昨夜なかなか寝つくことができずいつもより遅い時間に登校することになった。
いつも通り上履きに着替えて教室に向かおうと、歩き出した時だった。
視線の先に、おびただしい数の女子生徒が校内掲示板の前に群がっていた。
もはや学校中の女子生徒全員いるんじゃ…。
「え、どうしよ!やばいんだけど!」
「まじで!?こんな機会滅多になくない!?」
「私立候補しようかなぁ」
「こんなの、やらないわけにいかないでしょ!」
女子生徒の弾んだ声がこっちの方まで聞こえてきた。
疑問には思ったもののさほど興味もなかったのでそのままスルーし、教室へ向けて再び歩き始めた。

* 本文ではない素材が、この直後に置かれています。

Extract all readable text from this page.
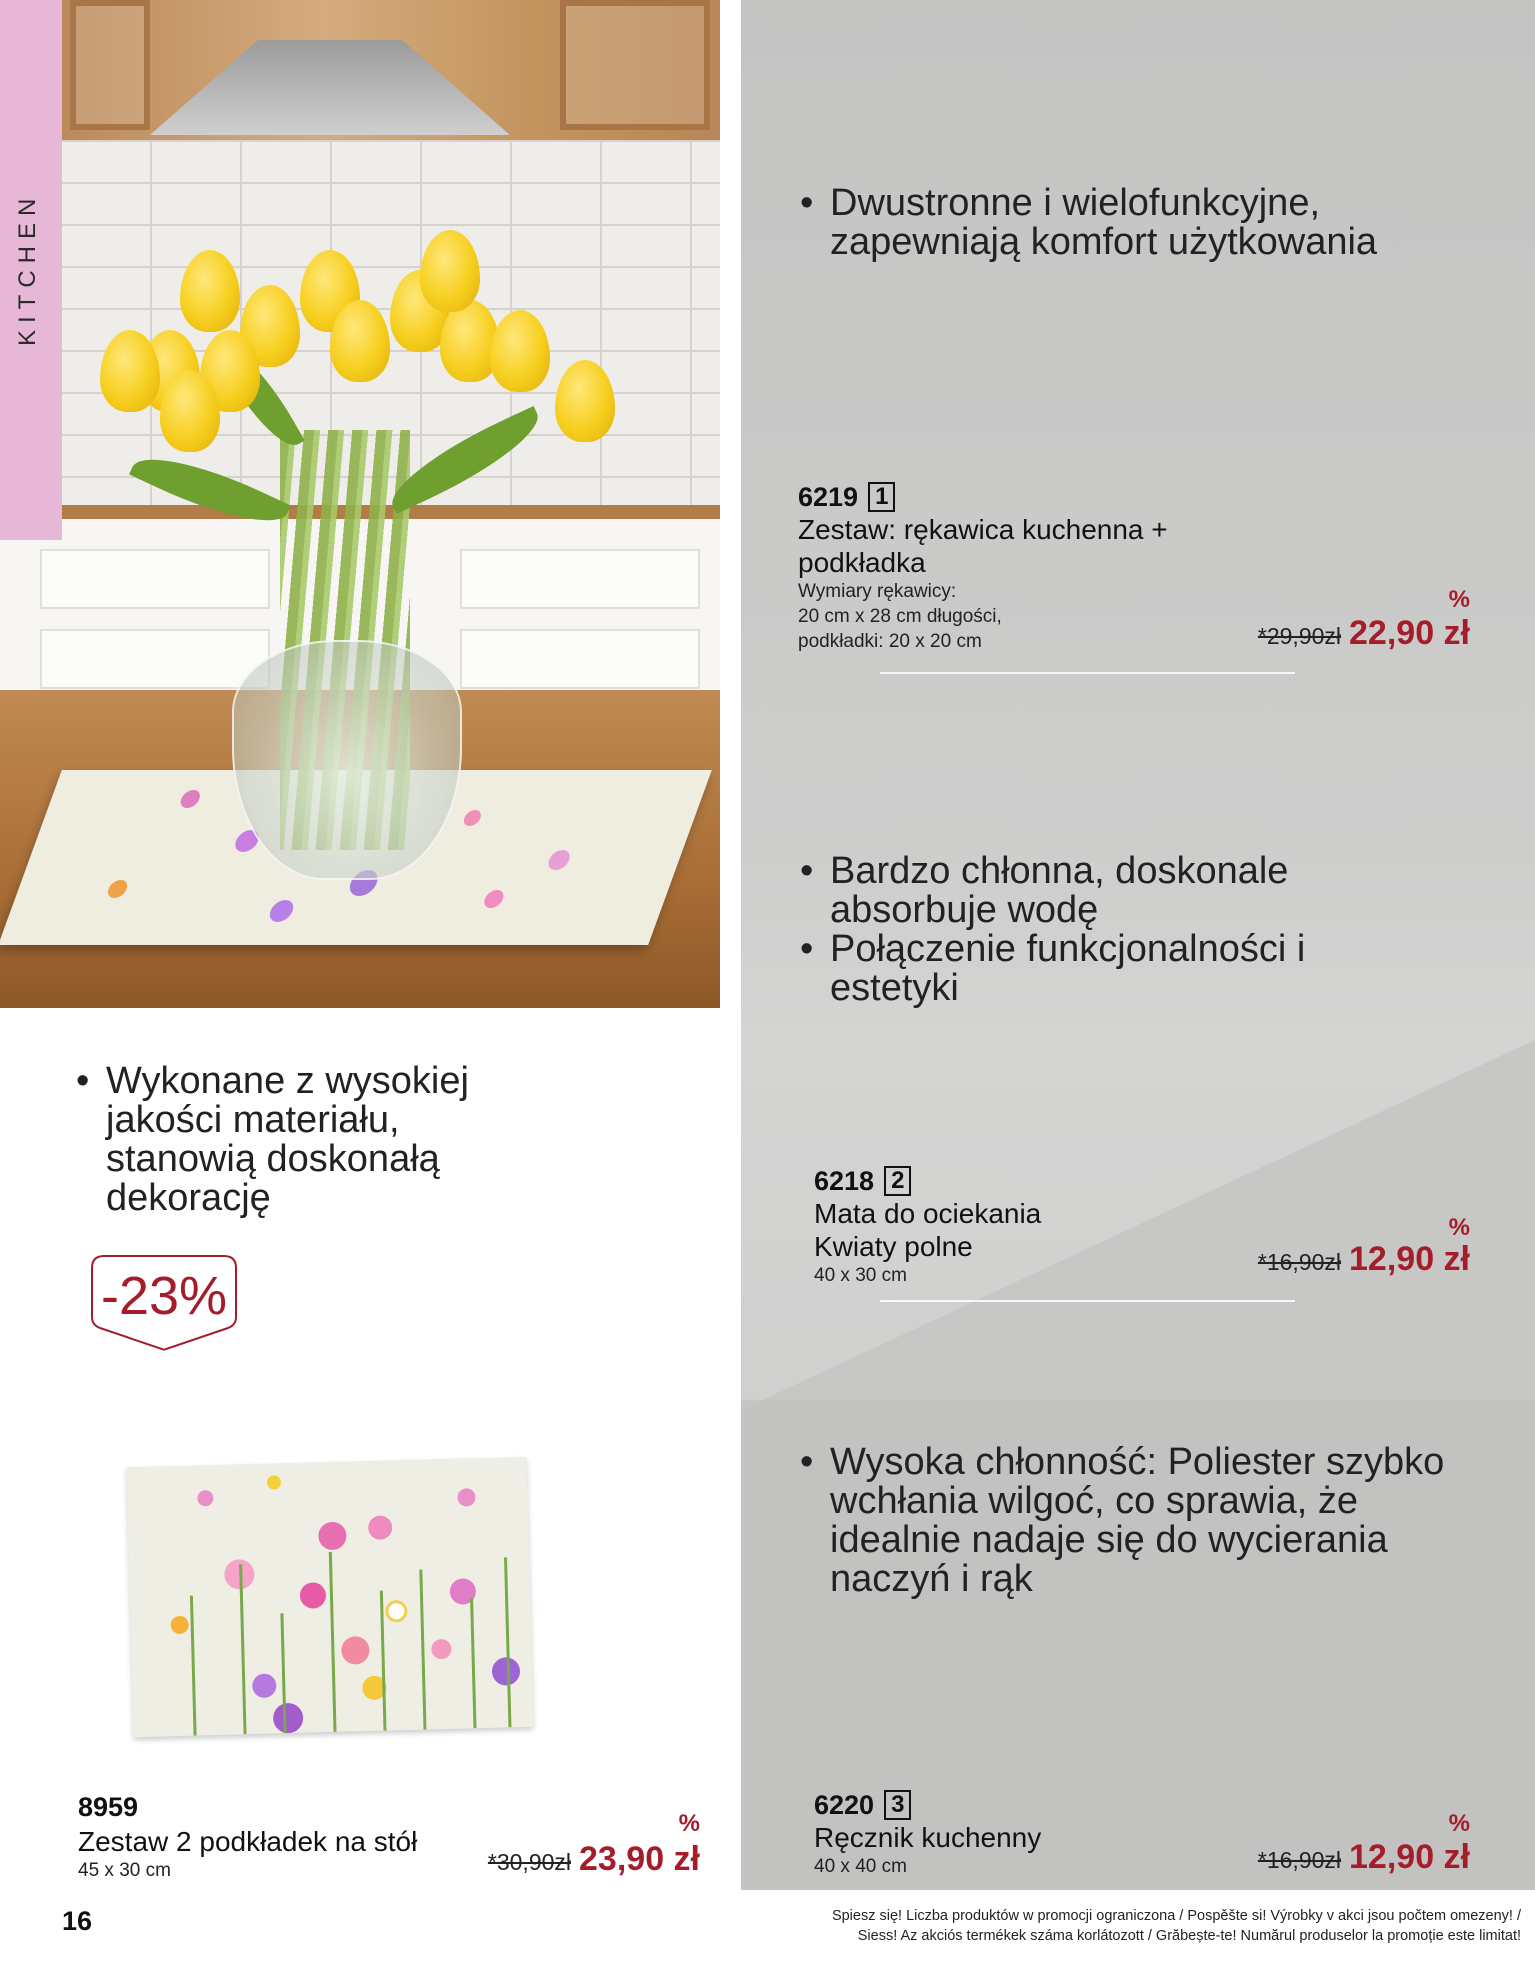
KITCHEN
• Wykonane z wysokiej jakości materiału, stanowią doskonałą dekorację
-23%
8959
Zestaw 2 podkładek na stół
45 x 30 cm
%
*30,90zł 23,90 zł
• Dwustronne i wielofunkcyjne, zapewniają komfort użytkowania
6219 1
Zestaw: rękawica kuchenna +
podkładka
Wymiary rękawicy:
20 cm x 28 cm długości,
podkładki: 20 x 20 cm
%
*29,90zł 22,90 zł
• Bardzo chłonna, doskonale absorbuje wodę
• Połączenie funkcjonalności i estetyki
6218 2
Mata do ociekania
Kwiaty polne
40 x 30 cm
%
*16,90zł 12,90 zł
• Wysoka chłonność: Poliester szybko wchłania wilgoć, co sprawia, że idealnie nadaje się do wycierania naczyń i rąk
6220 3
Ręcznik kuchenny
40 x 40 cm
%
*16,90zł 12,90 zł
16	Spiesz się! Liczba produktów w promocji ograniczona / Pospěšte si! Výrobky v akci jsou počtem omezeny! /
Siess! Az akciós termékek száma korlátozott / Grăbește-te! Numărul produselor la promoție este limitat!
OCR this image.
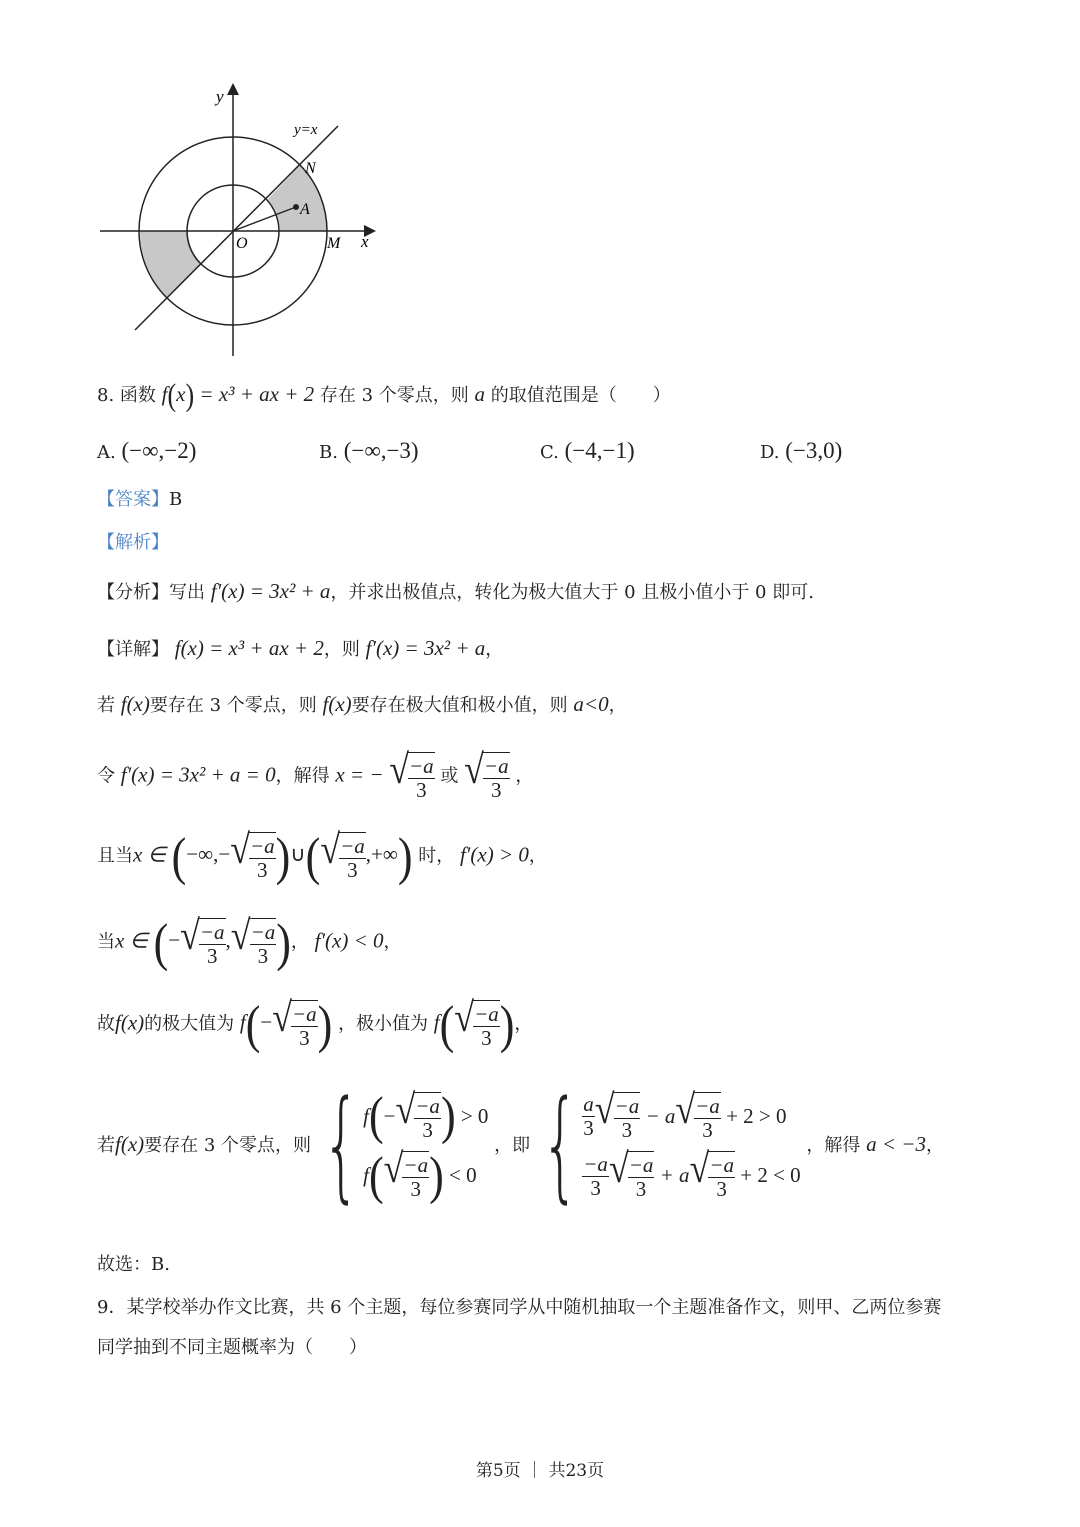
y
x
y=x
N
A
O	M
8. 函数 f(x) = x³ + ax + 2 存在 3 个零点，则 a 的取值范围是（　　）
A. (−∞,−2)	B. (−∞,−3)	C. (−4,−1)	D. (−3,0)
【答案】B
【解析】
【分析】写出 f′(x) = 3x² + a，并求出极值点，转化为极大值大于 0 且极小值小于 0 即可.
【详解】 f(x) = x³ + ax + 2，则 f′(x) = 3x² + a，
若 f(x)要存在 3 个零点，则 f(x)要存在极大值和极小值，则 a<0，
令 f′(x) = 3x² + a = 0，解得 x = − √ $\frac{-a}{3}$ 或 √ $\frac{-a}{3}$ ，
且当x ∈ (−∞,− √ $\frac{-a}{3}$ )∪( √ $\frac{-a}{3}$ ,+∞) 时， f′(x) > 0，
当x ∈ (− √ $\frac{-a}{3}$ , √ $\frac{-a}{3}$ )， f′(x) < 0，
故f(x)的极大值为 f(− √ $\frac{-a}{3}$ ) ，极小值为 f( √ $\frac{-a}{3}$ )，
若f(x)要存在 3 个零点，则 { f ( − √ $\frac{-a}{3}$ )
> 0
f ( √ $\frac{-a}{3}$ )
< 0
，即 { $\frac{a}{3}$ √ $\frac{-a}{3}$
− a √ $\frac{-a}{3}$
+ 2 > 0
$\frac{-a}{3}$ √ $\frac{-a}{3}$
+ a √ $\frac{-a}{3}$
+ 2 < 0
，解得 a < −3，
故选：B.
9．某学校举办作文比赛，共 6 个主题，每位参赛同学从中随机抽取一个主题准备作文，则甲、乙两位参赛
同学抽到不同主题概率为（　　）
第5页 ｜ 共23页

席に着いても、クラスの女子も何だかずっとはしゃいでいるようだった。
そんな日が2日ほど続き、金曜日を迎えた。
昼休み。
お弁当を食べ終えた私は、今日が返却期限の本を返すため図書室に向かっていた。
図書室に着いて本を返却し終え、次に借りる本を探すために図書室の奥の方へ行く。
前回は小説を借りたから、今日は何にしようかな…。
そんなことを考えながら本棚の列を歩いていると、誰かから呼び止められた。
声のする方へ振り向くと、そこには風間君の姿があった。
ペコっと頭を下げ、今日はどうしたんですかと尋ねる。
「本を返しにと、新しいのを借りようと思って来たの」
そう答えると、少し考えるような仕草を見せたあと、ふと何かを思い出したような表情を見せた。
「この間言ってたシリーズの新作、ありますよ」
落ち着いた声色で借りますかと尋ねる風間君にすぐに返事をし、カウンターで手続きをする。